Lithium-Rich Li<sub>1.17</sub>Ni<sub>0.17</sub>Co<sub>0.17</sub>Mn<sub>0.5</sub>O<sub>2</sub> Cathode Material for Lithium-Ion Cells: Effect of Calcination Temperature on Electrochemical Performance
Akhilash Mohanan Pillai, P. S. Salini, Bibin John, C. Suchithra, Sujatha SarojiniAmma, Mercy Thelakkattu Devassy
Abstract
High-capacity lithium-rich cathode materials become promising candidates for lithium-ion cells. The crystallinity and structural stability of the cathode materials affect their electrochemical properties. Using a simple carbonate co-precipitation method, we report better electrochemical performance for Li 1.17 Ni 0.17 Co 0.17 Mn 0.5 O 2 (NCMO) cathode material.

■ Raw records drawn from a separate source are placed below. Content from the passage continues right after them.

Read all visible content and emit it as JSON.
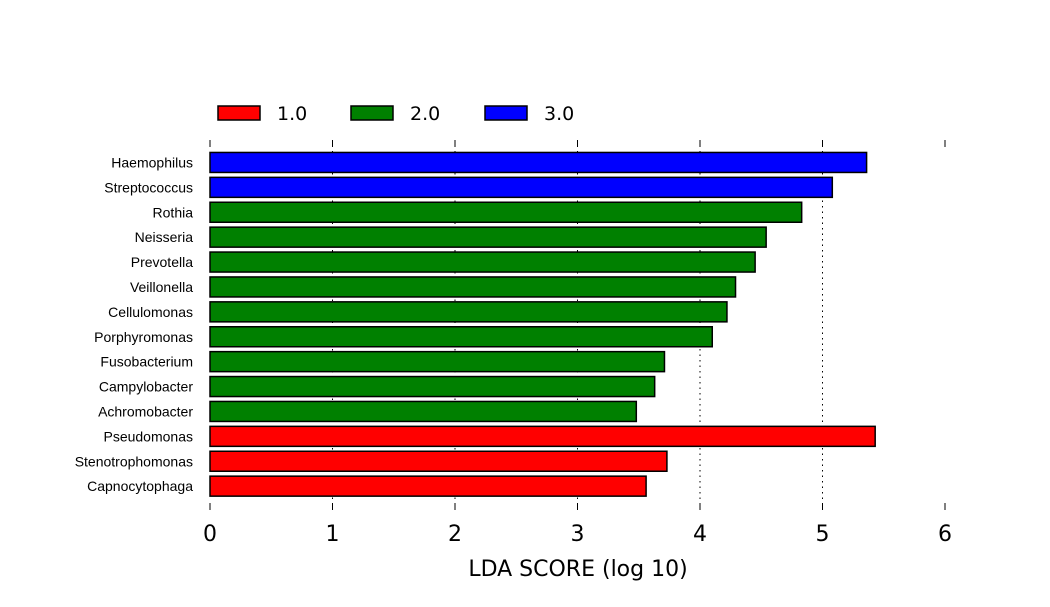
{
  "chart_data": {
    "type": "bar",
    "orientation": "horizontal",
    "title": "",
    "xlabel": "LDA SCORE (log 10)",
    "ylabel": "",
    "xlim": [
      0,
      6
    ],
    "xticks": [
      "0",
      "1",
      "2",
      "3",
      "4",
      "5",
      "6"
    ],
    "grid": "vertical dotted lines at 1 through 5",
    "legend_placement": "top-left, horizontal",
    "legend": [
      {
        "name": "1.0",
        "color": "#ff0000"
      },
      {
        "name": "2.0",
        "color": "#008000"
      },
      {
        "name": "3.0",
        "color": "#0000ff"
      }
    ],
    "categories": [
      "Haemophilus",
      "Streptococcus",
      "Rothia",
      "Neisseria",
      "Prevotella",
      "Veillonella",
      "Cellulomonas",
      "Porphyromonas",
      "Fusobacterium",
      "Campylobacter",
      "Achromobacter",
      "Pseudomonas",
      "Stenotrophomonas",
      "Capnocytophaga"
    ],
    "values": [
      5.36,
      5.08,
      4.83,
      4.54,
      4.45,
      4.29,
      4.22,
      4.1,
      3.71,
      3.63,
      3.48,
      5.43,
      3.73,
      3.56
    ],
    "groups": [
      "3.0",
      "3.0",
      "2.0",
      "2.0",
      "2.0",
      "2.0",
      "2.0",
      "2.0",
      "2.0",
      "2.0",
      "2.0",
      "1.0",
      "1.0",
      "1.0"
    ]
  }
}
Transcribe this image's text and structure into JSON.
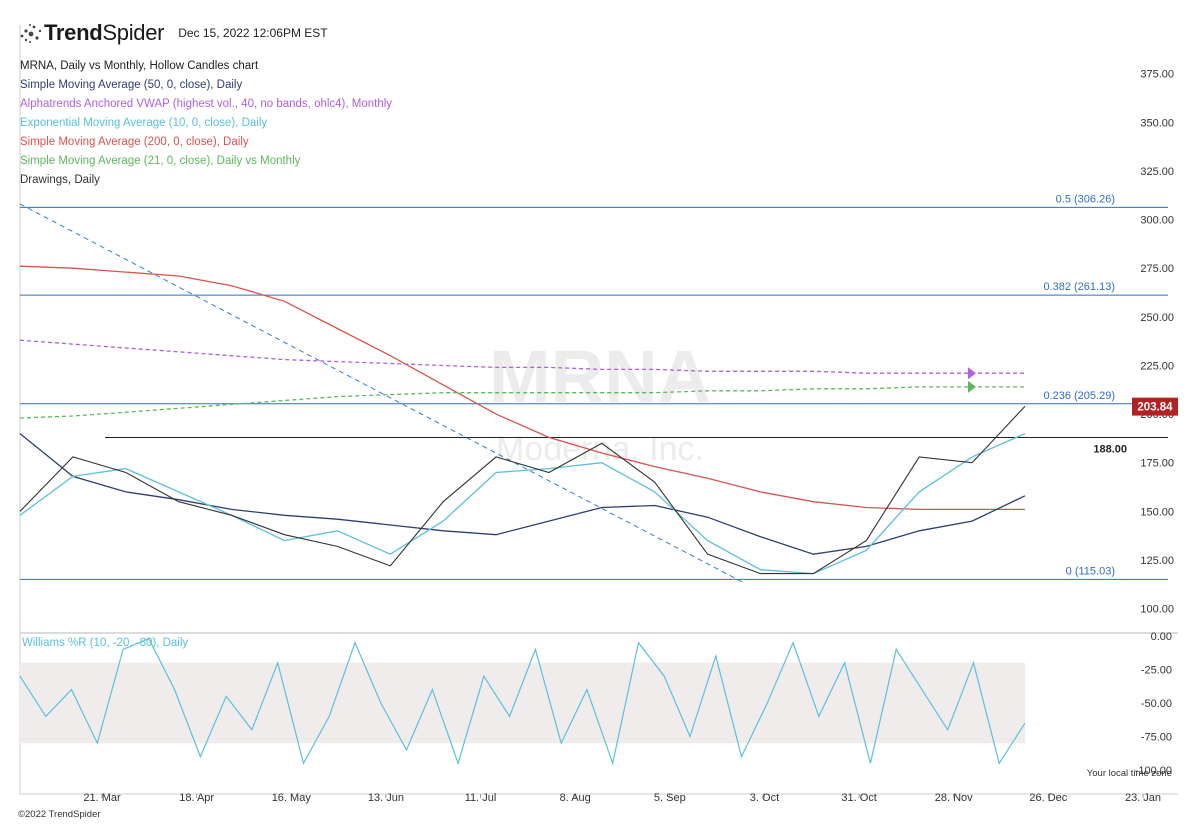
{
  "header": {
    "brand_prefix": "Trend",
    "brand_suffix": "Spider",
    "timestamp": "Dec 15, 2022 12:06PM EST",
    "copyright": "©2022 TrendSpider",
    "local_tz": "Your local time zone"
  },
  "legend": [
    {
      "text": "MRNA, Daily vs Monthly, Hollow Candles chart",
      "color": "#222222"
    },
    {
      "text": "Simple Moving Average (50, 0, close), Daily",
      "color": "#2e3f70"
    },
    {
      "text": "Alphatrends Anchored VWAP (highest vol., 40, no bands, ohlc4), Monthly",
      "color": "#b05fe0"
    },
    {
      "text": "Exponential Moving Average (10, 0, close), Daily",
      "color": "#5bc0de"
    },
    {
      "text": "Simple Moving Average (200, 0, close), Daily",
      "color": "#d9534f"
    },
    {
      "text": "Simple Moving Average (21, 0, close), Daily vs Monthly",
      "color": "#5cb85c"
    },
    {
      "text": "Drawings, Daily",
      "color": "#333333"
    }
  ],
  "watermark": {
    "symbol": "MRNA",
    "company": "Moderna, Inc."
  },
  "chart_data": [
    {
      "type": "line",
      "title": "MRNA, Daily vs Monthly, Hollow Candles chart",
      "y_ticks": [
        100,
        125,
        150,
        175,
        200,
        225,
        250,
        275,
        300,
        325,
        350,
        375
      ],
      "y_tick_labels": [
        "100.00",
        "125.00",
        "150.00",
        "175.00",
        "200.00",
        "225.00",
        "250.00",
        "275.00",
        "300.00",
        "325.00",
        "350.00",
        "375.00"
      ],
      "ylim": [
        88,
        400
      ],
      "x_ticks": [
        "21. Mar",
        "18. Apr",
        "16. May",
        "13. Jun",
        "11. Jul",
        "8. Aug",
        "5. Sep",
        "3. Oct",
        "31. Oct",
        "28. Nov",
        "26. Dec",
        "23. Jan"
      ],
      "last_price": {
        "value": 203.84,
        "label": "203.84"
      },
      "fib_levels": [
        {
          "value": 306.26,
          "label": "0.5 (306.26)"
        },
        {
          "value": 261.13,
          "label": "0.382 (261.13)"
        },
        {
          "value": 205.29,
          "label": "0.236 (205.29)"
        },
        {
          "value": 115.03,
          "label": "0 (115.03)"
        }
      ],
      "horizontal_line": {
        "value": 188.0,
        "label": "188.00"
      },
      "trendline": {
        "start": 308,
        "end": 113
      },
      "series": [
        {
          "name": "Simple Moving Average (200, 0, close), Daily",
          "color": "#d9534f",
          "values": [
            276,
            275,
            273,
            271,
            266,
            258,
            244,
            230,
            215,
            200,
            188,
            180,
            173,
            167,
            160,
            155,
            152,
            151,
            151,
            151
          ]
        },
        {
          "name": "Alphatrends Anchored VWAP (highest vol., 40, no bands, ohlc4), Monthly",
          "color": "#b05fe0",
          "values": [
            238,
            236,
            234,
            232,
            230,
            228,
            227,
            226,
            225,
            224,
            224,
            223,
            223,
            222,
            222,
            222,
            221,
            221,
            221,
            221
          ]
        },
        {
          "name": "Simple Moving Average (21, 0, close), Daily vs Monthly",
          "color": "#5cb85c",
          "values": [
            198,
            199,
            201,
            203,
            205,
            207,
            209,
            210,
            211,
            211,
            211,
            211,
            211,
            212,
            212,
            213,
            213,
            214,
            214,
            214
          ]
        },
        {
          "name": "Simple Moving Average (50, 0, close), Daily",
          "color": "#2e3f70",
          "values": [
            190,
            168,
            160,
            156,
            151,
            148,
            146,
            143,
            140,
            138,
            145,
            152,
            153,
            147,
            137,
            128,
            132,
            140,
            145,
            158
          ]
        },
        {
          "name": "Exponential Moving Average (10, 0, close), Daily",
          "color": "#5bc0de",
          "values": [
            148,
            168,
            172,
            160,
            148,
            135,
            140,
            128,
            145,
            170,
            172,
            175,
            160,
            135,
            120,
            118,
            130,
            160,
            178,
            190
          ]
        },
        {
          "name": "Close",
          "color": "#333333",
          "values": [
            150,
            178,
            170,
            155,
            148,
            138,
            132,
            122,
            155,
            178,
            170,
            185,
            165,
            128,
            118,
            118,
            135,
            178,
            175,
            204
          ]
        }
      ]
    },
    {
      "type": "line",
      "title": "Williams %R (10, -20, -80), Daily",
      "y_ticks": [
        0,
        -25,
        -50,
        -75,
        -100
      ],
      "y_tick_labels": [
        "0.00",
        "-25.00",
        "-50.00",
        "-75.00",
        "-100.00"
      ],
      "ylim": [
        -100,
        0
      ],
      "band": [
        -20,
        -80
      ],
      "series": [
        {
          "name": "Williams %R",
          "color": "#5bc0de",
          "values": [
            -30,
            -60,
            -40,
            -80,
            -10,
            -2,
            -40,
            -90,
            -45,
            -70,
            -20,
            -95,
            -60,
            -5,
            -50,
            -85,
            -40,
            -95,
            -30,
            -60,
            -10,
            -80,
            -40,
            -95,
            -5,
            -30,
            -75,
            -15,
            -90,
            -50,
            -5,
            -60,
            -20,
            -95,
            -10,
            -40,
            -70,
            -20,
            -95,
            -65
          ]
        }
      ]
    }
  ]
}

Herein, we identified 950 °C as the optimum calcination temperature for the NCMO cathode material. The X-ray diffraction and SEM analyses revealed that the material synthesized at a high temperature possesses a well-crystallized layered structure. Electrochemical studies revealed that the cathode material synthesized at 950 °C (NCMO-950) delivered the highest discharge capacity of 240.9 mAhg –1 at C/10 rate. The NCMO-950 material maintained a Coulombic efficiency of ∼100% and capacity retention of 97.9% at the end of 100 cycles at C/10 rate, and the material also exhibited excellent rate performance (delivered a capacity of 142.6 mAhg –1 at 5C). Thus, it can be concluded that calcination temperature significantly impacts the structural stability and electrochemical performance of NCMO.